You get the sense that Ebert had an encyclopedic memory. All details come through as important, but his stories overflow with so many of them that some seem like afterthoughts. In the paragraphs describing the scores of London shops that comprised potential stops on his city walks, it’s easy to skip over the finely remembered distinguishing features of their storefronts. Yes, he lived an unconventional life of public recognition and professional influence, but in recalling those tiny details, it gives you the impression that your own life is similarly rich with those small gems. All you have to do is remember and keep track of them.
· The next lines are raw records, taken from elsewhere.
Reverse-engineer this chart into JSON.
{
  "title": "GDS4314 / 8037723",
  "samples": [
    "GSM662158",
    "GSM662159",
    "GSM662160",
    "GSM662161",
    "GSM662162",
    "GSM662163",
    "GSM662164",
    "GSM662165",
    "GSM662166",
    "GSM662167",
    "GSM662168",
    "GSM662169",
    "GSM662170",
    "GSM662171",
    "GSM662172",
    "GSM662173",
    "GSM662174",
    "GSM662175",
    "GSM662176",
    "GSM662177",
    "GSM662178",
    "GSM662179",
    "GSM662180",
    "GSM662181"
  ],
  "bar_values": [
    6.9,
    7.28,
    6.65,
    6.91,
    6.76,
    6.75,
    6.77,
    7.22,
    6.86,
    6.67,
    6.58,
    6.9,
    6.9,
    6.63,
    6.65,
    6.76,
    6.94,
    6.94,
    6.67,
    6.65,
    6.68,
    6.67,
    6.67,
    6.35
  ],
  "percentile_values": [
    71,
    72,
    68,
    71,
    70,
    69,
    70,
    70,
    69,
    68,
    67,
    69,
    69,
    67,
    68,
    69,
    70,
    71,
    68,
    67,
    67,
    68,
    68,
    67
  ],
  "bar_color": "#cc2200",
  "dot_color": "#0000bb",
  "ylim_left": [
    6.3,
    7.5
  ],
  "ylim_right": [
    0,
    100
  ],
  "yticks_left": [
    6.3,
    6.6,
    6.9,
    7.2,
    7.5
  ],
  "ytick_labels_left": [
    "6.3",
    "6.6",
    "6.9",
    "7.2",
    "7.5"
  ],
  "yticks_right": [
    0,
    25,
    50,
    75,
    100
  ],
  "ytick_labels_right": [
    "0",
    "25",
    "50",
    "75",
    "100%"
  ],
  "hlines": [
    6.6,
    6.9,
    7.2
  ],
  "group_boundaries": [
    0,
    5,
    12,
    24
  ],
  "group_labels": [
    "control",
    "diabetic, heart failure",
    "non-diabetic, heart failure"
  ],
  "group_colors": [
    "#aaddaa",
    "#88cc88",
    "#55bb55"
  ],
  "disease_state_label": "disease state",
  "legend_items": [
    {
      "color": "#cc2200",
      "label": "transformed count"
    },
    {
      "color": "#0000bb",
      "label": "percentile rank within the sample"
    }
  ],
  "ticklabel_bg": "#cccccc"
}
But Roger Ebert makes a confession of sorts, recalling his days at the University of Illinois: “All my life, I’ve been able to absorb stories and repeat them nearly verbatim, and all my life, I have been unable to actually memorize.” You’d never know it from the photographic nature that his personal stories seem to possess. Yet, the fact that he’s able to so vividly and vibrantly capture his own life, it seems inconsequential if some of those details aren’t perfect recreations. Though he made a career writing about other people’s stories, his memoirs will stand as some of his most captivating work. He was already planting the seeds for his legacy even before a review byline ever ran on the pages of a Chicago newspaper.